La sinistra europea alla sfida del populismo

Fiducia nelle istituzioni, difesa dell'accademia, fine del neoliberismo, reddito minimo universale e unione federale. I temi dell'agenda politica Europea nella rassegna stampa di EuVision

Degli esperti, del populismo e del disaccordo politico. Se si spezza il legame di fiducia tra esperti e cittadini viene meno uno dei pilastri fondamentali dell’architettura democratica. Soprattutto perché, di conseguenza, i processi di deliberazione non sono più sostenuti da fatti accurati. Lo sostiene Jean Pisani-Ferry, il quale, rispetto ad una sua analisi precedente incentrata sugli economisti, si riferisce ora all’insieme della sfera degli esperti. Eppure, nonostante ci siano spesso errori di valutazione da parte degli intellettuali, le critiche sono ingiustificate: l’accademia è rapida a correggere i propri errori.

Citando il sociologo Gerald Bronner, Pisani-Ferry conclude che questa sfiducia generalizzata potrebbe derivare dall’avanzare dell’educazione di massa, un processo che, invece di aumentare il rispetto per la “scienza”, fornisce soltanto informazioni sufficienti per praticare una critica degli esperti.

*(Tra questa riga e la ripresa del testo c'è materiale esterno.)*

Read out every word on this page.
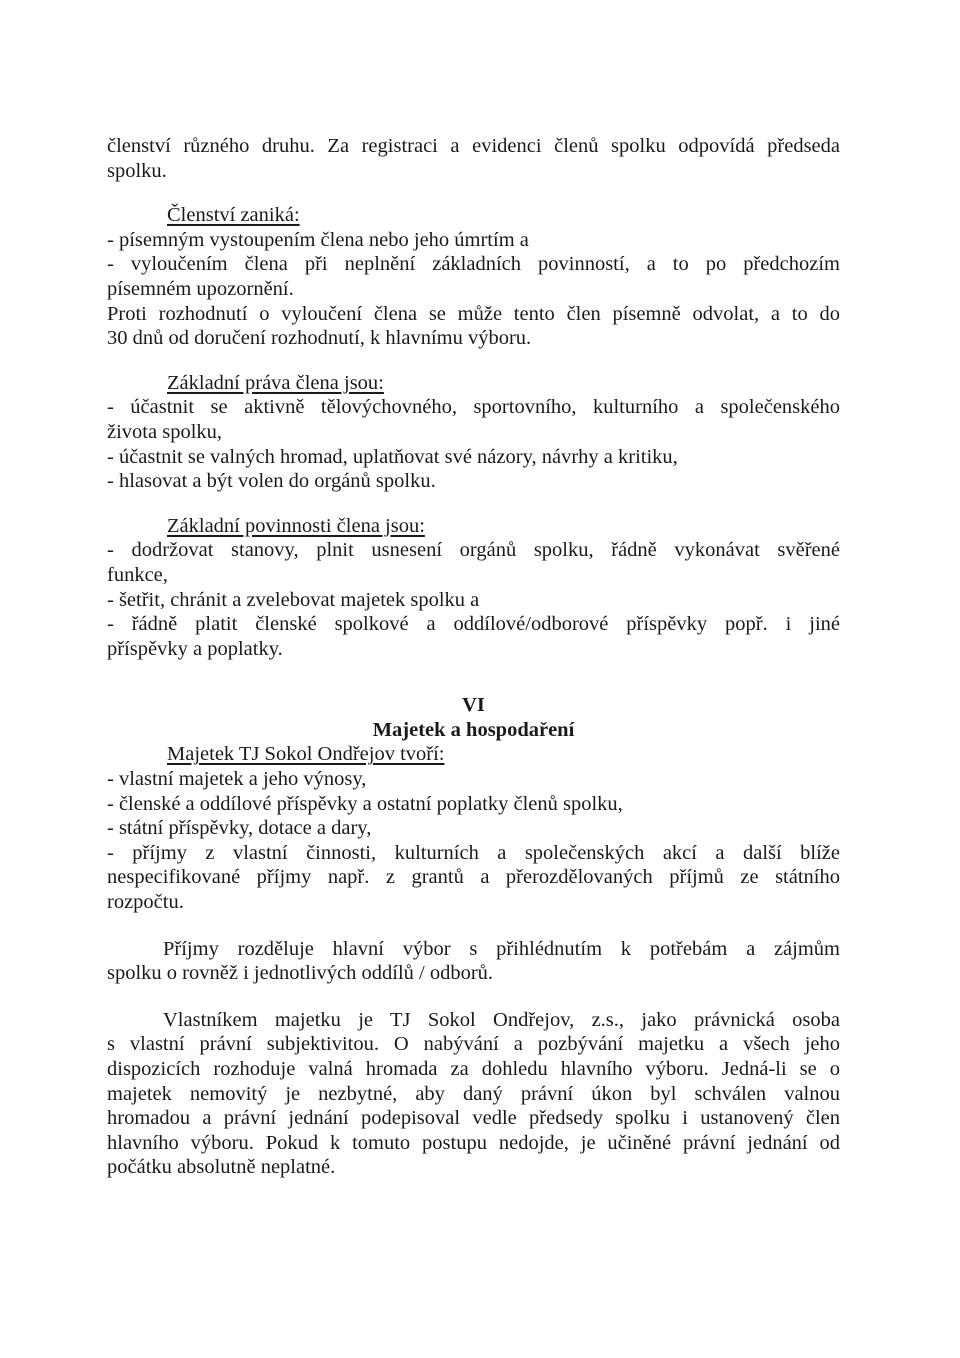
členství různého druhu. Za registraci a evidenci členů spolku odpovídá předseda
spolku.
Členství zaniká:
- písemným vystoupením člena nebo jeho úmrtím a
- vyloučením člena při neplnění základních povinností, a to po předchozím
písemném upozornění.
Proti rozhodnutí o vyloučení člena se může tento člen písemně odvolat, a to do
30 dnů od doručení rozhodnutí, k hlavnímu výboru.
Základní práva člena jsou:
- účastnit se aktivně tělovýchovného, sportovního, kulturního a společenského
života spolku,
- účastnit se valných hromad, uplatňovat své názory, návrhy a kritiku,
- hlasovat a být volen do orgánů spolku.
Základní povinnosti člena jsou:
- dodržovat stanovy, plnit usnesení orgánů spolku, řádně vykonávat svěřené
funkce,
- šetřit, chránit a zvelebovat majetek spolku a
- řádně platit členské spolkové a oddílové/odborové příspěvky popř. i jiné
příspěvky a poplatky.
VI
Majetek a hospodaření
Majetek TJ Sokol Ondřejov tvoří:
- vlastní majetek a jeho výnosy,
- členské a oddílové příspěvky a ostatní poplatky členů spolku,
- státní příspěvky, dotace a dary,
- příjmy z vlastní činnosti, kulturních a společenských akcí a další blíže
nespecifikované příjmy např. z grantů a přerozdělovaných příjmů ze státního
rozpočtu.
Příjmy rozděluje hlavní výbor s přihlédnutím k potřebám a zájmům
spolku o rovněž i jednotlivých oddílů / odborů.
Vlastníkem majetku je TJ Sokol Ondřejov, z.s., jako právnická osoba
s vlastní právní subjektivitou. O nabývání a pozbývání majetku a všech jeho
dispozicích rozhoduje valná hromada za dohledu hlavního výboru. Jedná-li se o
majetek nemovitý je nezbytné, aby daný právní úkon byl schválen valnou
hromadou a právní jednání podepisoval vedle předsedy spolku i ustanovený člen
hlavního výboru. Pokud k tomuto postupu nedojde, je učiněné právní jednání od
počátku absolutně neplatné.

Dal canto suo, Alexander V. Hirsch sottolinea che in politica il dissenso non si articola esclusivamente rispetto al tipo di obiettivi da perseguire, ma, soprattutto, rispetto al come raggiungerli. Sebbene questo tipo di dissenso possa essere risolto, secondo Hirsch, la sperimentazione di politiche, quando possibile, potrebbe essere il modo più efficiente per aumentare la capacità di conseguire uno scopo finale.

La fine del neoliberalismo, il ruolo della sinistra e la rinascita del “sociale”. Il neoliberalismo è sul punto di crollare. Lo afferma Martin Jacques, uno dei primi intellettuali ad averne sottolineato in passato il dominio emergente. Secondo Jacques, la crisi finanziaria ha scosso la fiducia nell’élite economica globale, ma, soprattutto ha messo in discussione i principi cardine del paradigma neoliberale: la deregolamentazione dei mercati, l’aumento della disuguaglianza, la denigrazione dell’azione governativa, l’incentivazione delle migrazioni, la riduzione delle tasse e la tolleranza dell’evasione fiscale da parte delle grandi imprese. Un insieme di ricette che, secondo Jacques, ha prodotto una crescita dimezzata rispetto a quella sperimentata durante il periodo del keynesianesimo e una distribuzione molto più ineguale delle risorse. La crescita dei fenomeni populistici è una reazione naturale al fallimento dell’iper-globalizzazione che ha favorito il capitale, rispetto al lavoro.

Rutger Bregman sostiene invece che, dopo la crisi finanziaria, non sia cambiato molto. Anzi, Bregman si domanda perché la sinistra non sia riuscita a proporre un’alternativa in questi anni. Una spiegazione riconduce all’attitudine classica di alcuni socialisti che avrebbero la tendenza a criticare come ingiuste le politiche liberali, senza però essere in grado di proporre politiche alternative, ma solo migliorative. Secondo Bergman, i socialisti hanno dimenticato che la storia della sinistra è legata a una narrativa della speranza e del progresso. In questa ottica, Alessio Terzi, rivendica la necessità di introdurre meccanismi correttivi – a livello nazionale ed europeo – nella logica di funzionamento del mercato unico europeo. Giosuè Baggio sostiene che, alla luce della dimensione globale del fenomeno capitalistico, la sinistra dovrebbe impegnarsi a trasformare le istituzioni europee in un’unione federale di stati, dove un socialismo liberale possa essere costruito democraticamente grazie all’azione dei cittadini e dei partiti politici. Vicente Navarro critica le indicazioni recenti di Yanis Varouakis che si è speso per l’implementazione di un reddito minimo universale per stimolare la domanda e la crescita. Navarro vede invece con favore un reddito garantito minimo. Idealmente, quest’ultimo non dovrebbe distribuire lo stesso ammontare di risorse a ogni cittadino, ma rispondere, piuttosto, al famoso principio: “Da ognuno secondo le sue capacità, a ognuno secondo i suoi bisogni”.

Infine, Owen Jones ricorda che la sinistra deve affrontare innanzitutto il problema della disuguaglianza. Citando uno studio della Sutton Trust, Jones afferma che il 7% dei cittadini britannici che ha frequentato scuole private occupa più del 50% dei migliori posti di lavoro nel Paese. Secondo Jones, la sinistra deve riprende in mano la lente dell’analisi di classe. Altrimenti sarà la destra populista a farsi carico delle istanze della classe lavoratrice, in un’azione politica rivolta non contro le élite economiche, ma contro gli immigrati e le persone dipendenti dallo stato sociale.